11. Bölüm

23.3K 522 22
                                    

Keyifli okumalar :)

🍀🍀🍀

Aldığım mesajdan sonra o toplantıya geri dönerken ben stresten bacağımı sallıyordum. Dediğini yapacağını bildiğim için korkuyordum, elinden kurtuluşum yoktu.

Bacağını sallamaya devam ederken bacağımda bir el hissetmemle yana döndüm. Barlas bacağımı salladığımı görmüş, elini bacağıma koymuştu. Gözleri bana dönmese de eliyle bacağımı okşuyor, sakinleşmemi sağlıyordu.

Yaklaşık yarım saat sonra toplantının sonuna geldiğimizde hepimiz ayağa kalktık. Hepsiyle tek tek el sıkıştıktan sonra Barlas onları geçirmeye giderken bana da odada kalmamı söylemişti.

Camdan atlasam kurtulur muydum acaba?

Kendi düşüncemin saçmalığına gülerken Barlas kapıda göründü. İçeriye girip kapıyı kilitlerken ben gerginlikten bu sefer de dudağımı ısırıyordum. Odağı oraya kaydı. Yavaş adımlarla bana yaklaşmaya başladığında daha da geriliyordum.

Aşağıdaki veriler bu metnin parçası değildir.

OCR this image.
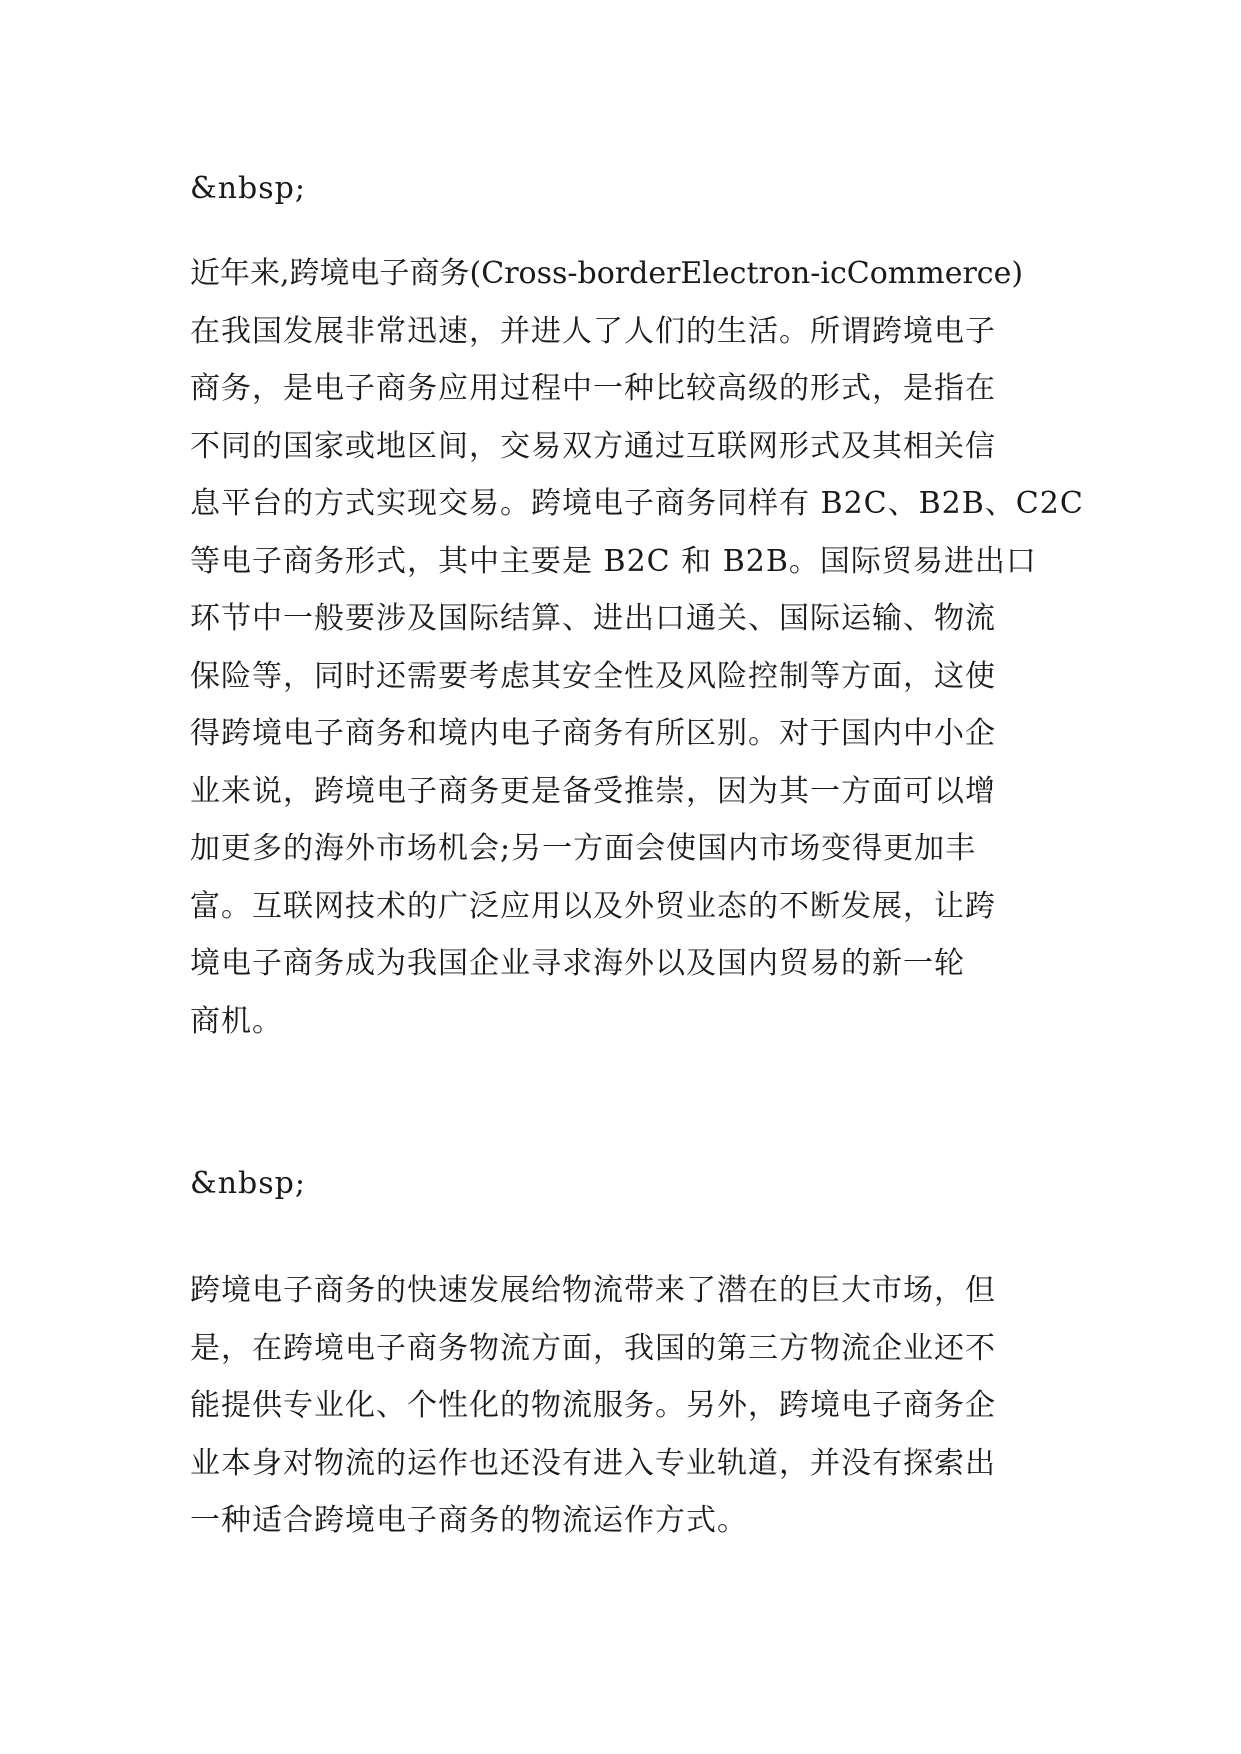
&nbsp;
近年来,跨境电子商务(Cross-borderElectron-icCommerce)
在我国发展非常迅速，并进人了人们的生活。所谓跨境电子
商务，是电子商务应用过程中一种比较高级的形式，是指在
不同的国家或地区间，交易双方通过互联网形式及其相关信
息平台的方式实现交易。跨境电子商务同样有 B2C、B2B、C2C
等电子商务形式，其中主要是 B2C 和 B2B。国际贸易进出口
环节中一般要涉及国际结算、进出口通关、国际运输、物流
保险等，同时还需要考虑其安全性及风险控制等方面，这使
得跨境电子商务和境内电子商务有所区别。对于国内中小企
业来说，跨境电子商务更是备受推崇，因为其一方面可以增
加更多的海外市场机会;另一方面会使国内市场变得更加丰
富。互联网技术的广泛应用以及外贸业态的不断发展，让跨
境电子商务成为我国企业寻求海外以及国内贸易的新一轮
商机。
&nbsp;
跨境电子商务的快速发展给物流带来了潜在的巨大市场，但
是，在跨境电子商务物流方面，我国的第三方物流企业还不
能提供专业化、个性化的物流服务。另外，跨境电子商务企
业本身对物流的运作也还没有进入专业轨道，并没有探索出
一种适合跨境电子商务的物流运作方式。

"Sıra geldi cezana." diyerek ben geri kaçamadan belimden tuttuğu gibi kendisine çekti. Vücudum vücuduna çarptı.

"İstemiyorum ben ceza, hele burada hiç." Başımı iki yana sallarken o çoktan beni masaya yaslamıştı bile. Daha da gerilerek dudaklarımı kanatacak şekilde ısırdığımda "Yapma şunu." dedi.

"Ney-" dememe kalmadan dudakları dudaklarımla buluşunca anında karşılık verdim. Vermemem mümkün değildi zaten.

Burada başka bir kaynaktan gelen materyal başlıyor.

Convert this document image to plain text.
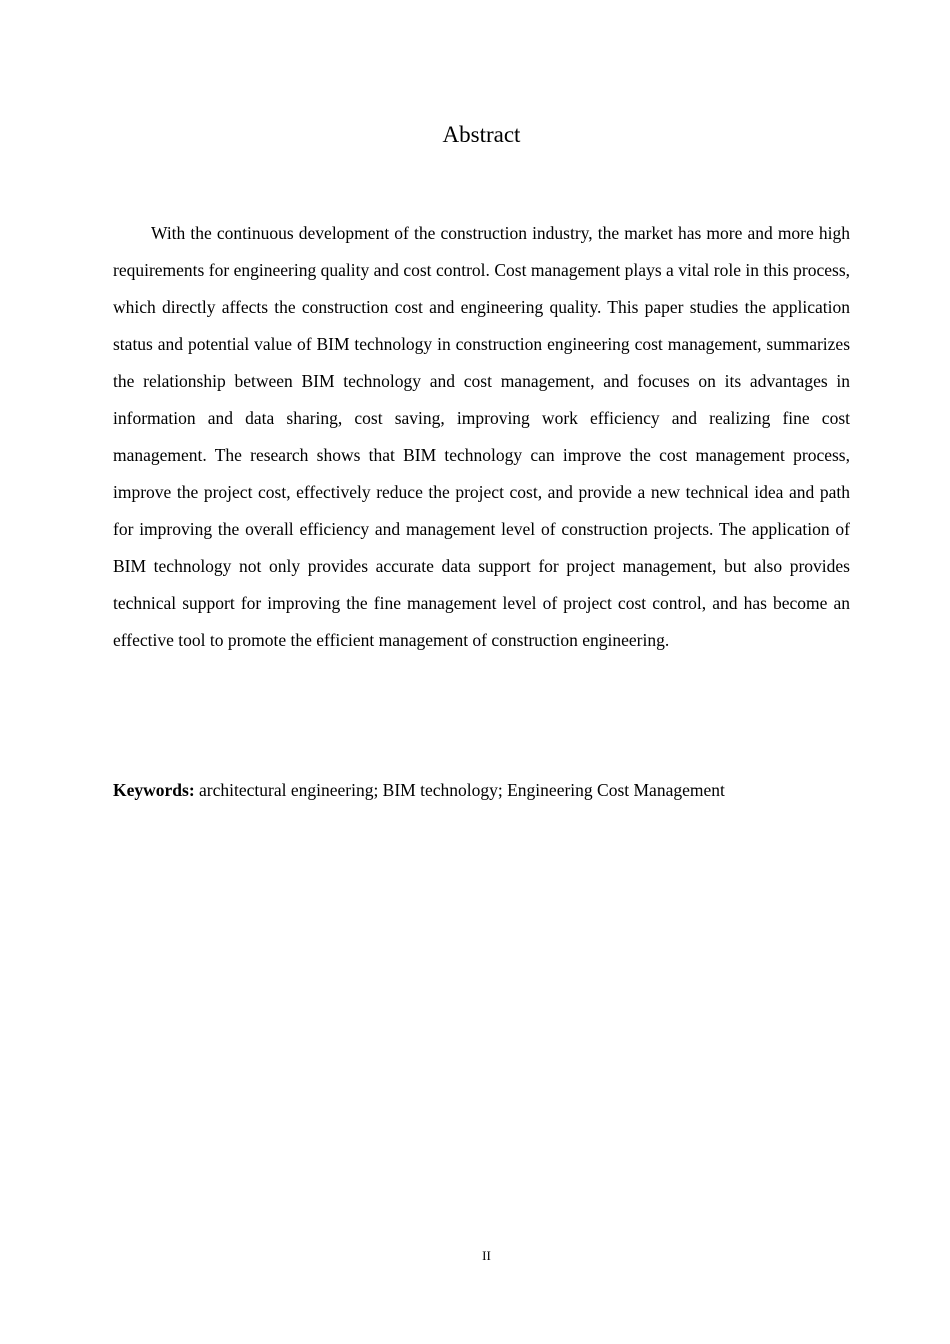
Abstract

With the continuous development of the construction industry, the market has more and more high requirements for engineering quality and cost control. Cost management plays a vital role in this process, which directly affects the construction cost and engineering quality. This paper studies the application status and potential value of BIM technology in construction engineering cost management, summarizes the relationship between BIM technology and cost management, and focuses on its advantages in information and data sharing, cost saving, improving work efficiency and realizing fine cost management. The research shows that BIM technology can improve the cost management process, improve the project cost, effectively reduce the project cost, and provide a new technical idea and path for improving the overall efficiency and management level of construction projects. The application of BIM technology not only provides accurate data support for project management, but also provides technical support for improving the fine management level of project cost control, and has become an effective tool to promote the efficient management of construction engineering.

Keywords: architectural engineering; BIM technology; Engineering Cost Management

II
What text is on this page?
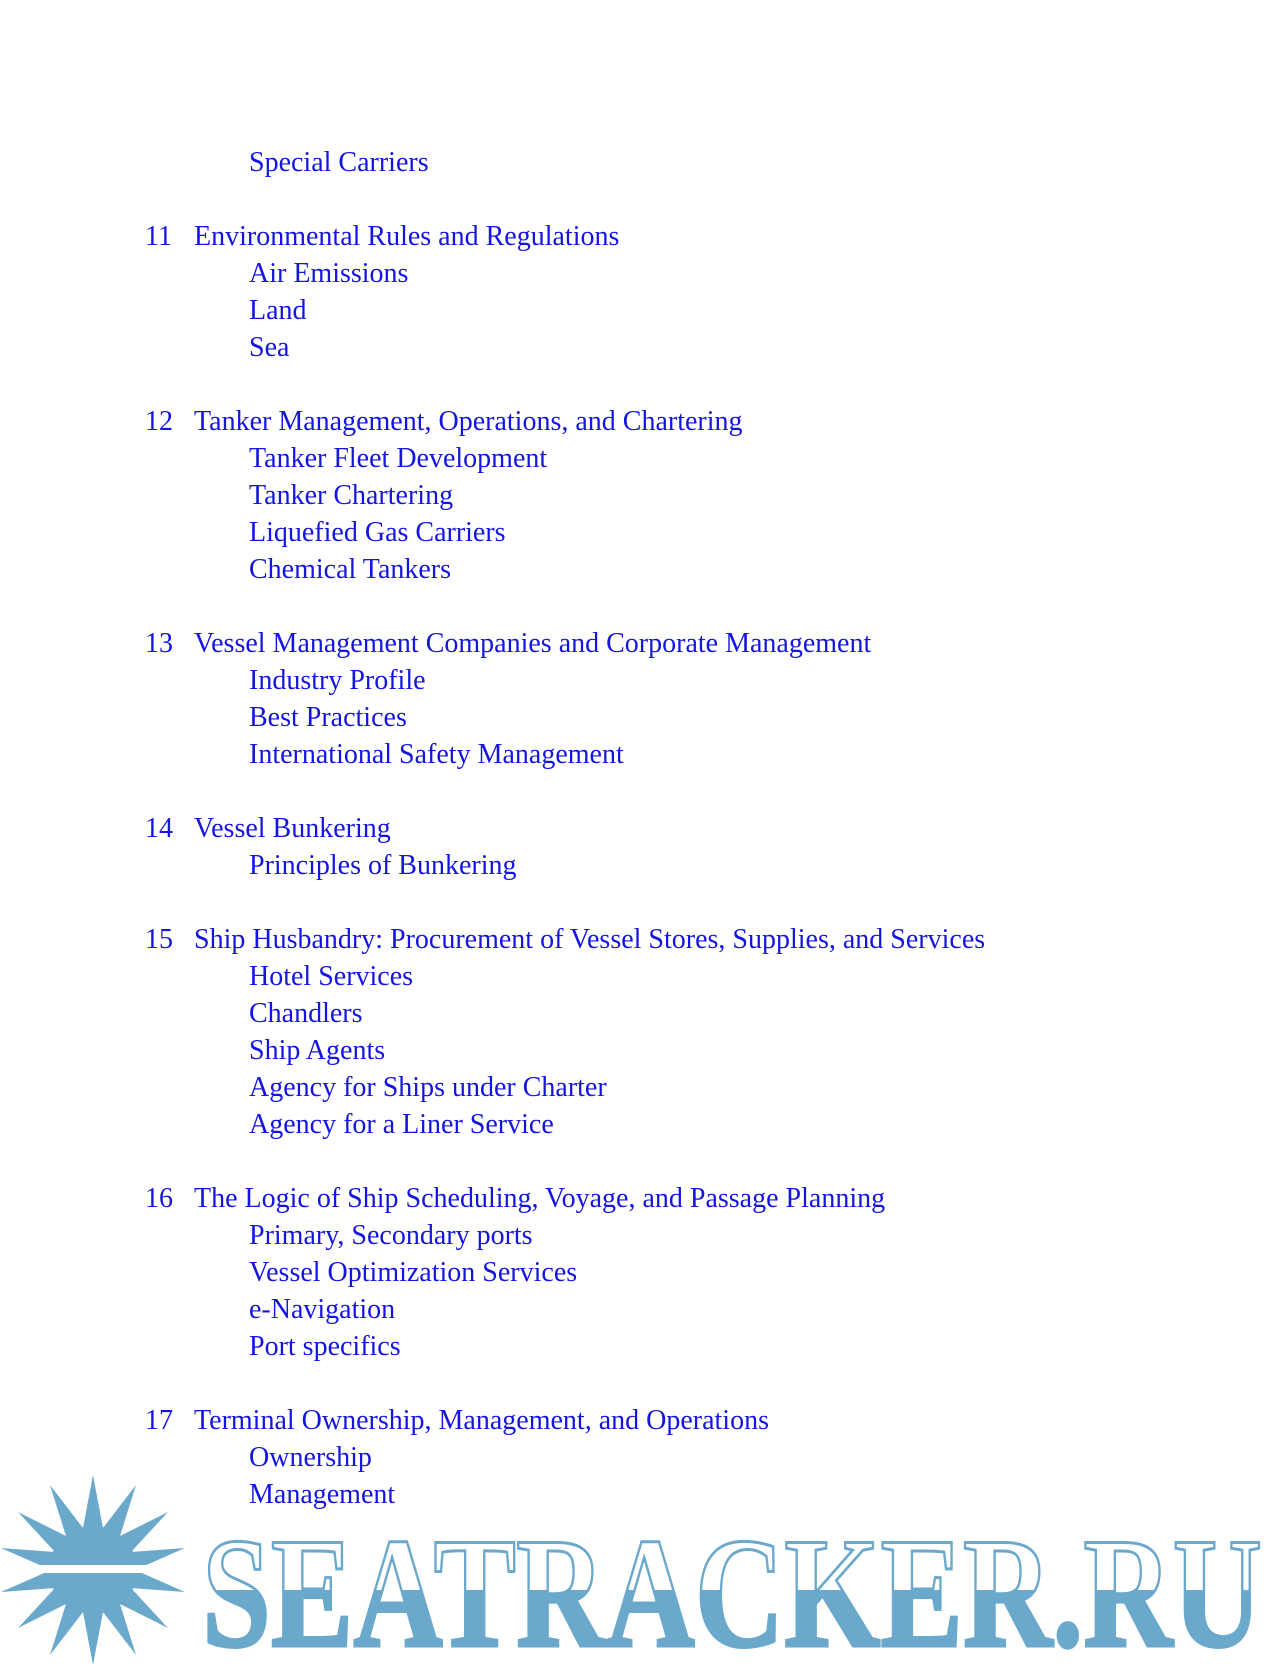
Special Carriers
11 Environmental Rules and Regulations
Air Emissions
Land
Sea
12 Tanker Management, Operations, and Chartering
Tanker Fleet Development
Tanker Chartering
Liquefied Gas Carriers
Chemical Tankers
13 Vessel Management Companies and Corporate Management
Industry Profile
Best Practices
International Safety Management
14 Vessel Bunkering
Principles of Bunkering
15 Ship Husbandry: Procurement of Vessel Stores, Supplies, and Services
Hotel Services
Chandlers
Ship Agents
Agency for Ships under Charter
Agency for a Liner Service
16 The Logic of Ship Scheduling, Voyage, and Passage Planning
Primary, Secondary ports
Vessel Optimization Services
e-Navigation
Port specifics
17 Terminal Ownership, Management, and Operations
Ownership
Management
SEATRACKER.RU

Dudaklarımı acele etmeden, tadını çıkararak öperken bende sakince ona karşılık veriyordum. Dudaklarından şefkat akarken artık nefessiz kaldığımı hissettiğimde hafifçe omzuna vurdum, o da anlamış gibi geri çekildi.

"Beni o kadar insanın karşısında okşarken aklından ne geçiyordu Ahu, sorabilir miyim?"

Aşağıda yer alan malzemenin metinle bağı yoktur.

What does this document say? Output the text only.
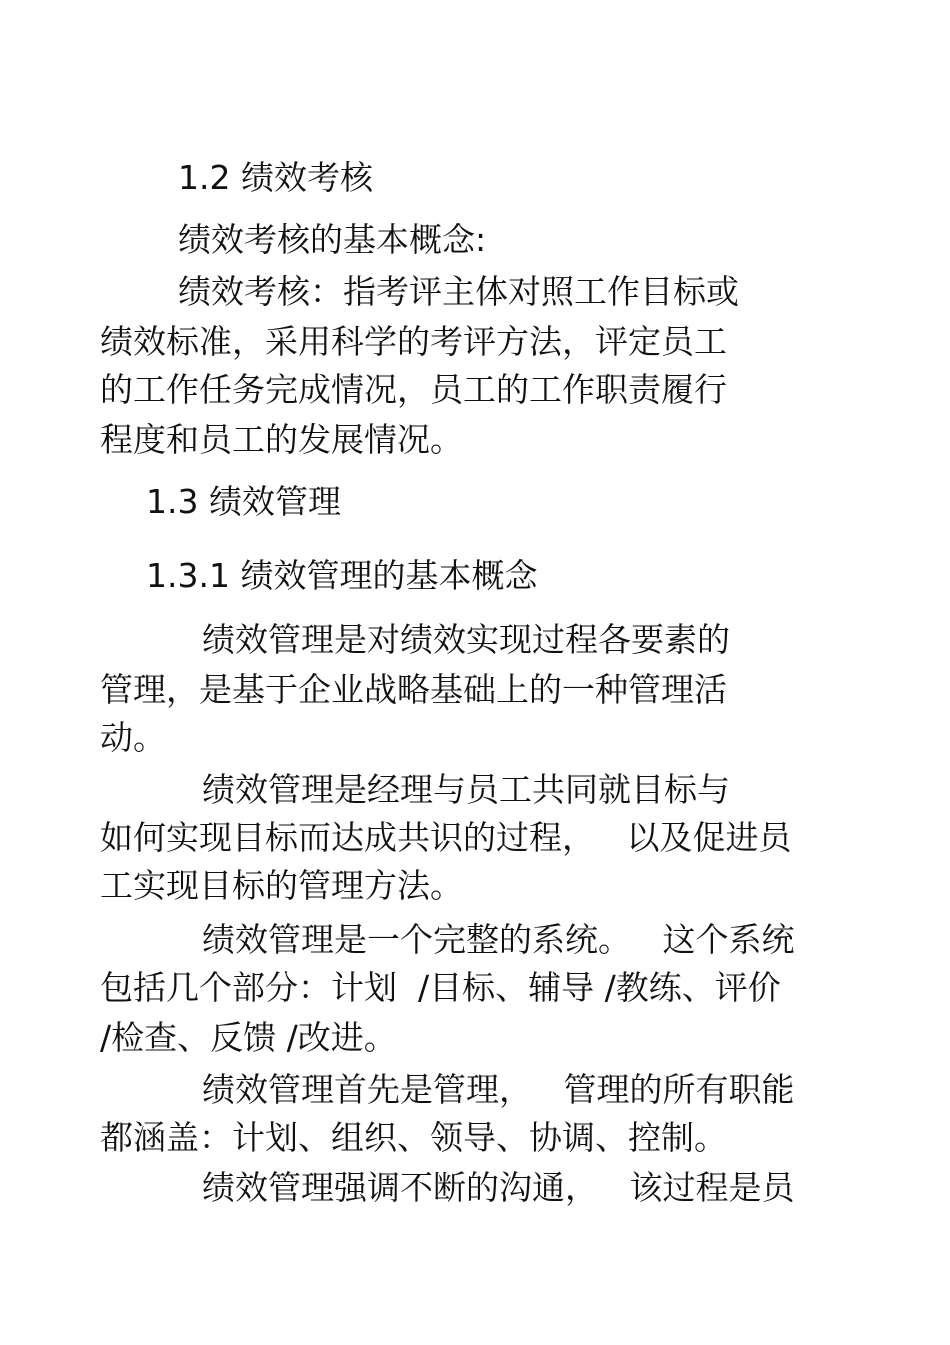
1.2 绩效考核
绩效考核的基本概念:
绩效考核：指考评主体对照工作目标或
绩效标准，采用科学的考评方法，评定员工
的工作任务完成情况，员工的工作职责履行
程度和员工的发展情况。
1.3 绩效管理
1.3.1 绩效管理的基本概念
绩效管理是对绩效实现过程各要素的
管理，是基于企业战略基础上的一种管理活
动。
绩效管理是经理与员工共同就目标与
如何实现目标而达成共识的过程，   以及促进员
工实现目标的管理方法。
绩效管理是一个完整的系统。   这个系统
包括几个部分：计划  /目标、辅导 /教练、评价
/检查、反馈 /改进。
绩效管理首先是管理，   管理的所有职能
都涵盖：计划、组织、领导、协调、控制。
绩效管理强调不断的沟通，   该过程是员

Belki acır da vazgeçer diye en masum bakışlarımla yüzüne baktım. "Ama canım sıkıldı, ne yapayım?"

Tek kaşı kalktı, "Sende Barlas'ı deli edeyim bari dedin, öyle mi?" dediğinde ofladım. 

"Kimse görmedi ki zaten."

"Bu suçunu hafifletmiyor ama Ahu."  Anlaşılan kurtuluşum yoktu. "Tamam ne yapıyorsan yap çekeceğim cezamı. Ama yakalanırsak bütün suç senin."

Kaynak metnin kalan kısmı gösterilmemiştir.